Now as she waited for her visitors to come close, she couldn’t describe how she was feeling. She felt cold in some places and warm in others, a feeling Mama Grace has never had before.

Eunice struggled to speak, it would be the first time in her life that speech failed her.

When her husband held her hand and took over, she felt grateful. She tightened her fingers around his.

But Andrew had only stuttered through the message. And Mama Grace was gone before he could finish.

Just as he managed to stammer out, ‘The doctor said it was late when she was brought in’, Mama Grace saw a huge cloak of darkness descend from above, swallowing her whole.

When she woke up again, she was on a strange bed in a strange room. The air was heavy with the nauseating smell of drugs and disinfectants.

Papa Grace was sitting by her side, and as her eyes cleared further she saw the couple again. The couple that brought the bad news. They huddled together behind Papa Grace, staring at her with blank eyes.

Now Mama Grace couldn’t remember what it was they had told her, but she knew it was bad. Very bad. She could see the guilt on their faces.

‘Where am I? she asked.

Instead of telling her she was in the Community Health Centre, that she had fainted even before Eunice’s husband could finish what he had to say, Papa Grace held one of her hands, tightly, nodding, telling her that it was okay. That everything would be alright.

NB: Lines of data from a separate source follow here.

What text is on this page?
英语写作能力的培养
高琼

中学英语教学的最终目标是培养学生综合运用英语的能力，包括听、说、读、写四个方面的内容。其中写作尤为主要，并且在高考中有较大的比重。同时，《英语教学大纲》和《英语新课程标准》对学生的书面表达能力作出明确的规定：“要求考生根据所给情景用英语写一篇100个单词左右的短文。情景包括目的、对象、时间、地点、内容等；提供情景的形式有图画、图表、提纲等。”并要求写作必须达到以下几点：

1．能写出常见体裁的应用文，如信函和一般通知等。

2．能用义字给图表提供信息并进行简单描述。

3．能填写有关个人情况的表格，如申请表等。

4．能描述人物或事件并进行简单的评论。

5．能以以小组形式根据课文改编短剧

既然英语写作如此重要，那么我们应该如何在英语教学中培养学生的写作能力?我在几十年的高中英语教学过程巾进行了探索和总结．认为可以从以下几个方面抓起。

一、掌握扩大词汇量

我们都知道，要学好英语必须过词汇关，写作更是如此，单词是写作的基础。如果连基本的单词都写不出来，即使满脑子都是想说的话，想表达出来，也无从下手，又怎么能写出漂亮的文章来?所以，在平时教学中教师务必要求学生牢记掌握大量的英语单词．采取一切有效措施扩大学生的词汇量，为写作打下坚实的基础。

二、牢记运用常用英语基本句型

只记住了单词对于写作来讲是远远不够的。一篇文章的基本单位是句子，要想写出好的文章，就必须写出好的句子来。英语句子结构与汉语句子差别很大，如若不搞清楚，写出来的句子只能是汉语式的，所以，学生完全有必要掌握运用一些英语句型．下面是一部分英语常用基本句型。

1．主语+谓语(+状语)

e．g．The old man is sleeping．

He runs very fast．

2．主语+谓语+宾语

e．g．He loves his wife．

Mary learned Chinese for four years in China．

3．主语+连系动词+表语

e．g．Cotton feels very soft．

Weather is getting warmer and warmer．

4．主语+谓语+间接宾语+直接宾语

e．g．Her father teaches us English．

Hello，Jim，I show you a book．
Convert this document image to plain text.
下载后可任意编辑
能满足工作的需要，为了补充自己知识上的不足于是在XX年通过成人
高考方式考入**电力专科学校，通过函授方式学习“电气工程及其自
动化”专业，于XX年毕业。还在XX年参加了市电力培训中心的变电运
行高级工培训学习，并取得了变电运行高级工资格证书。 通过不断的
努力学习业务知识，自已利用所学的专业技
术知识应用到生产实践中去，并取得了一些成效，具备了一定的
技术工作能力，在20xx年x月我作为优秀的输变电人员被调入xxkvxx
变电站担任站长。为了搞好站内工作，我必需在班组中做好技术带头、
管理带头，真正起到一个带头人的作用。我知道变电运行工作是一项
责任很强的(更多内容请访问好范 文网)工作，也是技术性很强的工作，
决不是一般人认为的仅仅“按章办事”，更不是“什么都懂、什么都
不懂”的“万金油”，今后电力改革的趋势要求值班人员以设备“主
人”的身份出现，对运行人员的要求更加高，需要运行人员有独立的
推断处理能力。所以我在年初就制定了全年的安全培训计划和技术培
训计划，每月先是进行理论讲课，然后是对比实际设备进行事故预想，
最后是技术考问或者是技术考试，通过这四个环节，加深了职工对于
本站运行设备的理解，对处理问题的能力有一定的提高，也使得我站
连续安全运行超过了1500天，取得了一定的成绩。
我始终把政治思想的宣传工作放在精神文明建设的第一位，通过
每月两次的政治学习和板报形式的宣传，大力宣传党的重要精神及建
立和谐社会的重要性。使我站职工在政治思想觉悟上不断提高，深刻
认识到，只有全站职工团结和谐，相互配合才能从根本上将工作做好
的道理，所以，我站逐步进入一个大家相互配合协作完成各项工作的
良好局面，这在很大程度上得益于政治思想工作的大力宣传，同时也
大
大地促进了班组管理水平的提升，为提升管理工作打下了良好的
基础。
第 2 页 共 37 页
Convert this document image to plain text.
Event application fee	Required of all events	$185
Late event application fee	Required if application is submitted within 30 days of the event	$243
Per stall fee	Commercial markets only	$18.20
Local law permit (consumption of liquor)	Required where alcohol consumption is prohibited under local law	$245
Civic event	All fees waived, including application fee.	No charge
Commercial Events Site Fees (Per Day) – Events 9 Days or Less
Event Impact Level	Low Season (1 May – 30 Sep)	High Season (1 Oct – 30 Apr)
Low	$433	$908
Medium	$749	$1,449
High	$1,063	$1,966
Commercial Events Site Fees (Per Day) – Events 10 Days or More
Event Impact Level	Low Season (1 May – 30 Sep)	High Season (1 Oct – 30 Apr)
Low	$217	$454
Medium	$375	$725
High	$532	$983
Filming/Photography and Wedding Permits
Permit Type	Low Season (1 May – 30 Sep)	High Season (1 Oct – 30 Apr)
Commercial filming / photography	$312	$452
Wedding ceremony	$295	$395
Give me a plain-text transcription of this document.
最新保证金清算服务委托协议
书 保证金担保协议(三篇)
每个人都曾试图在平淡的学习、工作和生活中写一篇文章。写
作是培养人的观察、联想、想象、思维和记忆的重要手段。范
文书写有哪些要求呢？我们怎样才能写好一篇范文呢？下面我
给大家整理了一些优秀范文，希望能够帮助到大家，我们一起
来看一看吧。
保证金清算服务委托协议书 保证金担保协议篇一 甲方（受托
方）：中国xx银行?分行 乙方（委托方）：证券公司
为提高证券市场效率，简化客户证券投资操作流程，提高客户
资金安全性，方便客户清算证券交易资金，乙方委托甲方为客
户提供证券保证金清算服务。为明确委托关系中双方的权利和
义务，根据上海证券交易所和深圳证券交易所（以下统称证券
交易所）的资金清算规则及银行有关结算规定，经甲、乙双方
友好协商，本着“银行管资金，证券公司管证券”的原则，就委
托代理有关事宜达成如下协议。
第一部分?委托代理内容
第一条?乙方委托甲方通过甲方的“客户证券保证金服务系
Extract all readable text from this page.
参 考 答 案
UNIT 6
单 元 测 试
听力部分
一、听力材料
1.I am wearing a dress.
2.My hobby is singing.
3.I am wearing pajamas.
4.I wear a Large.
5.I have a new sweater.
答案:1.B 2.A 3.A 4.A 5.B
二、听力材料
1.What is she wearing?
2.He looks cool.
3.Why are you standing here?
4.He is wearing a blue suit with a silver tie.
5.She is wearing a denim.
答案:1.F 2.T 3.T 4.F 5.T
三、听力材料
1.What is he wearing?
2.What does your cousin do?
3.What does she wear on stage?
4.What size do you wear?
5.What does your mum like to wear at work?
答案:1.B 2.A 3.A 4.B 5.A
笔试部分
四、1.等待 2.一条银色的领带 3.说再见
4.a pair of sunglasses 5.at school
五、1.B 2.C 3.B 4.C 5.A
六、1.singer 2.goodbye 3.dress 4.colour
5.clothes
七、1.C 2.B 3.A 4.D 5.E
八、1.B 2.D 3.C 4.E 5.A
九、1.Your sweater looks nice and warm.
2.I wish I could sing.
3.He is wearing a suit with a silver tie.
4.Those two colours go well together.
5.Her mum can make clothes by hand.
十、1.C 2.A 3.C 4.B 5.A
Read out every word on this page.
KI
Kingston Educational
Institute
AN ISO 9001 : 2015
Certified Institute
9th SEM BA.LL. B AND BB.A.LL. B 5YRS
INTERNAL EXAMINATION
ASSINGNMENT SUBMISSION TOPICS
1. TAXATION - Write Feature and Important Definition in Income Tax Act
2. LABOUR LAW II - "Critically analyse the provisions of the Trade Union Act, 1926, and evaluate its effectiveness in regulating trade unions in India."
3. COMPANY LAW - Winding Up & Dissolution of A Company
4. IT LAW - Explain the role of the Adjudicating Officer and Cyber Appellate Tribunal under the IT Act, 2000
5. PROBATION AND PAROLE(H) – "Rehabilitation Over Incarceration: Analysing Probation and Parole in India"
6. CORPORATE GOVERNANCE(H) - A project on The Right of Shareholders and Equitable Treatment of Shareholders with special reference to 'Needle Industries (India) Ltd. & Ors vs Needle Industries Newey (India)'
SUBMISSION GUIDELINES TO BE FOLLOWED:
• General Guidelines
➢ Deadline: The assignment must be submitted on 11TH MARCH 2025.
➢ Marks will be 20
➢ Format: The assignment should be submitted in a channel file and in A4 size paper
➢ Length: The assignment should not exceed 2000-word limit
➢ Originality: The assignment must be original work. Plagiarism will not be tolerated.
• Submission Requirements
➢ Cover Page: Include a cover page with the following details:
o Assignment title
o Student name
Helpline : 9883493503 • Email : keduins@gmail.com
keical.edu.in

Behind him, Eunice sniffled and let down a gush of hot tears. As if copying Papa Grace, Andrew held his wife too. He folded her up and told her it was okay.

But Mama Grace knew they were lying. They were all lying.

Nothing was okay. Nothing would ever be. Not when her husband’s eyes were teary.

Papa Grace was crying.

Whatever could cause Papa Grace of all people to cry? What?

Now she remembered the news. She saw the shaking lips of the man that had brought it.

The doctor said it was late when she was brought in.

What stupid doctor said such nonsense? Did he not realize she was the only surviving product of her womb? The very last one. Did he no know her sorrows? Did he not think of what will become of her? Did he not…Mama Grace’s shoulder started to heave violently, tears streaming down her face.

Papa Grace held her.

But she jerked her hand away from Papa Grace and turned to the other side. She lay quietly back to the bed, swallowing the large balls of air that kept rising up her throat.